Cette mère, libre d’elle-même dans son amour blessé, ne se laisse troubler par aucun sentiment de dignité froissée. Sa liberté est telle qu’elle se glisse avec l’humour de l’humilité dans les mots du mépris… « Oui, nous sommes à tes yeux de juif des petits chiens, mais eux aussi ont des droits. Ne sais-tu pas, toi, le Fils de David, à quel point le festin messianique est surabondant… et vois comme les enfants autour de la table manquent visiblement d’appétit ». D’instinct, elle a compris qu’il faut être petit pour se glisser dans la salle du festin des noces. Elle illustre à merveille le principe espérance de Christian de Chergé dans la rencontre : la femme parle avec son cœur, ses entrailles de mère, et espère que Jésus se laissera toucher. Car étonnamment –Lui qui si souvent parle et s’adresse au niveau du cœur-, parle ici avec la tête : Il répond « théologie » -celle de l’élection et de la sociologie messianique : « les Juifs d’abord, eux qui sont héritiers de l’Alliance et des promesses ». Mais la liberté extraordinaire de la femme libère en quelque sorte Jésus de cet accès de fièvre dogmatique (elle me semble faire écho à l’épisode précédent qu’il est venu méditer, digérer, dans la solitude : Jésus venait de se heurter aux pharisiens de la stricte observance, épris de pureté rituelle, attentifs à se laver 15 fois les mains –alors que l’on n’avait pas encore inventé le Covid !-,  incapables de reconnaître la miséricorde au cœur de l’Alliance et dans son accomplissement messianique). Toujours est-il que l’extraordinaire liberté de la femme lui re-donne accès à la source intérieure : il se laisse enseigner, et laisse les entrailles de la femme réveiller les siennes. Elle l’a finalement trouvé, rencontré, à ce niveau, radical, matriciel (dirait Chouraqui), de la vie et du salut, où elle le cherchait.

Et si les païens frappent ainsi à la porte, font violence au Royaume et y pénètrent, c’est que le salut des nations est proche, et proche leur accueil dans la Maison du Père. Pourtant, l’Heure de la grande ouverture n’est pas encore venue : il faudra que Jésus aille jusqu’au bout de l’offre de Salut à ses frères, qu’il boive jusqu’à la lie la coupe de la Passion, du refus, de l’exclusion, pour réintégrer dans la Maison du Père tous les exclus de la terre, tous ses enfants dispersés.
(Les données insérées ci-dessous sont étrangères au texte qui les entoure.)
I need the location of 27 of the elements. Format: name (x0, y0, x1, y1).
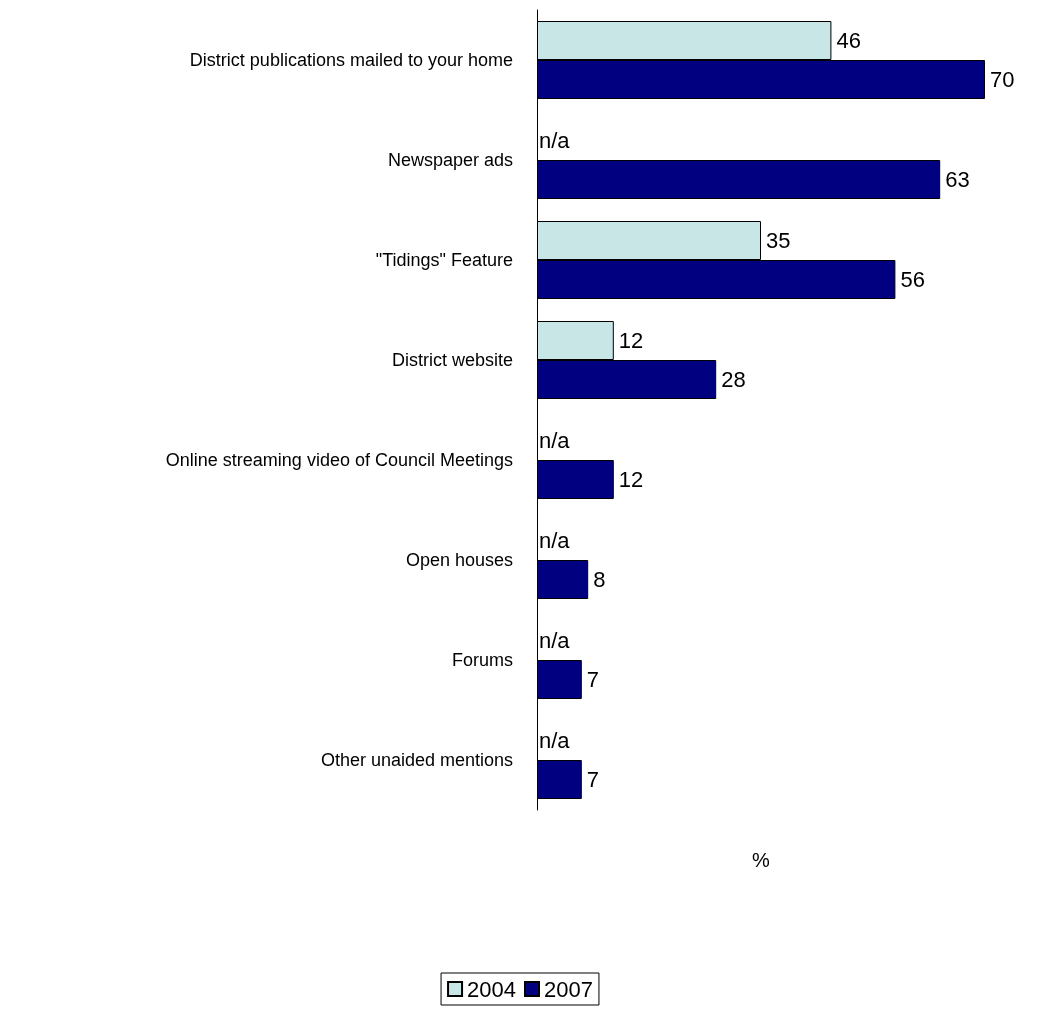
data-label: 46 (836, 28, 861, 53)
y-tick-label: Forums (451, 650, 513, 670)
y-tick-label: Online streaming video of Council Meetings (165, 450, 513, 470)
x-axis-title: % (752, 849, 771, 871)
data-label: 7 (586, 667, 600, 692)
data-label: 7 (586, 767, 600, 792)
text: n/a (539, 128, 570, 153)
text: n/a (539, 528, 570, 553)
y-tick-label: District publications mailed to your home (189, 50, 513, 70)
y-tick-label: District website (391, 350, 513, 370)
y-tick-label: Open houses (405, 550, 513, 570)
data-label: 63 (945, 167, 970, 192)
data-label: 8 (593, 567, 606, 592)
text: n/a (539, 728, 570, 753)
data-label: 35 (766, 228, 791, 253)
legend-label: 2004 (467, 976, 517, 1002)
data-label: 12 (618, 467, 644, 492)
text: n/a (539, 628, 570, 653)
y-tick-label: Other unaided mentions (320, 750, 513, 770)
y-tick-label: "Tidings" Feature (375, 250, 513, 270)
data-label: 56 (900, 267, 925, 292)
text: n/a (539, 428, 570, 453)
data-label: 28 (721, 367, 746, 392)
data-label: 12 (618, 328, 644, 353)
data-label: 70 (990, 67, 1015, 92)
y-tick-label: Newspaper ads (387, 150, 513, 170)
legend-label: 2007 (544, 976, 593, 1002)
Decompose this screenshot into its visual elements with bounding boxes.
La communauté des disciples à Jérusalem, aurait pu rester autour de Jacques et Pierre, un petit cercle de juifs messianiques, une secte comme il y en existait tant, sans la grande secousse de Pentecôte, la poussée de l’Esprit Saint, conjuguée aux coups de boutoirs de la persécution –et Paul jouera le rôle majeur que l’on sait comme « Apôtre des nations » dans cette grande ouverture, dont le principe est posé au concile de Jérusalem et se soldera douloureusement, à la fin du 1er siècle, par la séparation d’avec la synagogue. Ne tenons pas pour acquis à peu de frais l’universalisme du salut, ni pour trop « évident » tout ce qu’exige de temps, de patience et d’histoire, l’économie de la Rédemption, le lent éveil de notre liberté au soleil de la grâce.  Ce n’est que fort récemment, dans la mouvance de Vatican II, que l’Eglise a su prendre la mesure des fortes paroles de Paul : « les dons gratuits de Dieu et son appel sont sans repentance ». Aujourd’hui encore, nous sommes témoins du Ressuscité envoyés dans son Souffle à la rencontre des hommes de toutes cultures et religions ou « ir-religions ». Le dialogue, la rencontre, du plus proche comme du plus lointain, sont toujours à remettre sur l’ouvrage. Ce qui est sûr, c’est qu’exclure de la table du pain partagé -par indifférence, égoïsme, ou préjugés, quitte à les habiller « pieusement » de théologie- un seul de ces petits, un seul de nos frères, c’est  avoir mis le Christ à la porte.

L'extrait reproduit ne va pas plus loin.